Incorporating images of colonial settlement and traces of early Australian modernism in these larger paintings, Binns experiments with the allusive possibilities of patterning. Her appropriation of tapa designs is neither pejorative nor 'merely' decorative-the works remain open-ended and mysterious, throwing up cultural references from the sublime to the banal. In some of the works on paper the newspaper text is clearly readable: fragments of scholarly reviews and obituaries surface underneath the patterns of the Pacific as if demonstrating the obscurity of its colonial history. Binns' personal iconography floats in amongst these traces too-amongst other things the presence of Vag dens and God's beard refer to her own discoveryof the Pacific and its significance in terms of a sense of personal place.
The title painting of this exhibition , Surfacing in the Pacific, is the boldest and bravest of Binns' explorations into the region . In reworking William Hodges' Tahiti Revisited (1776), a grand and luscious painting from Cook's second voyage, the artist celebrates the romantic vision of the eighteenth century but counters its imperialism with the added content of indigenous visual culture. In Binns' version the floor of the painting is an underlay of tapa patterning, receding into the landscape which is like a perfect exercise in one point perspective, its geometric design (incorporating a stylised Vag dens) resembling the tiled floor of a seventeenth century Dutch interior.

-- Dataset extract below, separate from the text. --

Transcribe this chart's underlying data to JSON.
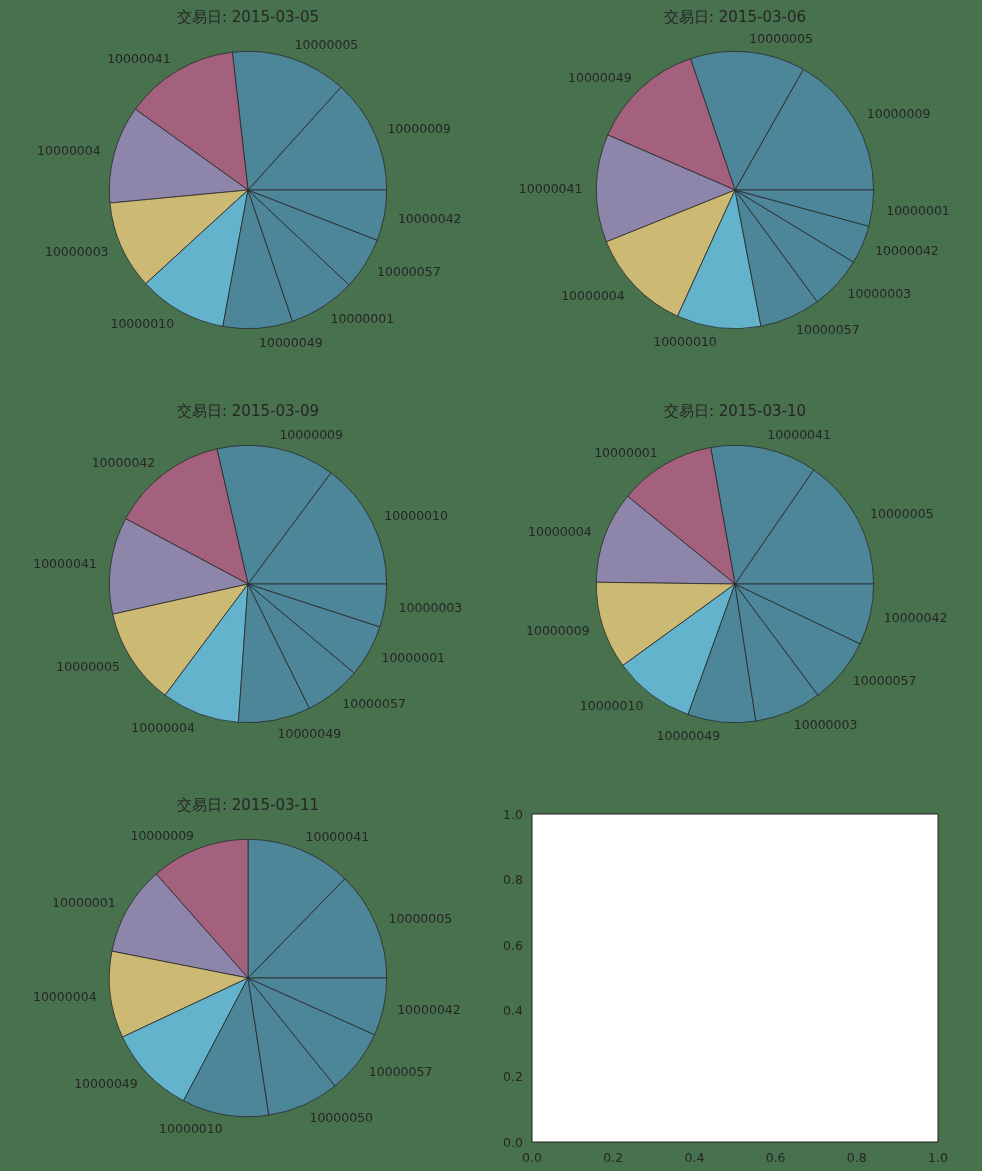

The faithfully rendered colours of Hodges' painting are disturbed by the pale tones of the tapa design and an unearthly yellow sky. The artist has inserted Frank Hinder's Bomber Crash (1940s) into the foreground, replacing
Hodges' awkward and unconvincing pagan idol. The effect is curiously appropriate, and calls up the presence of later imperial conflict in the Pacific-Hinder witnessed the crash while serving with the armed forces in New Guinea.
It is Binns' ability to draw such unlikely themes together in these latest endeavours which is their most compelling aspect. She plays exuberantly with history, experience and art in a way which brings to the surface of these works a sense of lively curiosity as well as a celebration of the sensuality of art-making, all art-making. Working within the politics of a postcolonial Pacific, Binns is less concerned with notions of historical truth than she is with the idea that things are tricky, unresolvable and contradictory.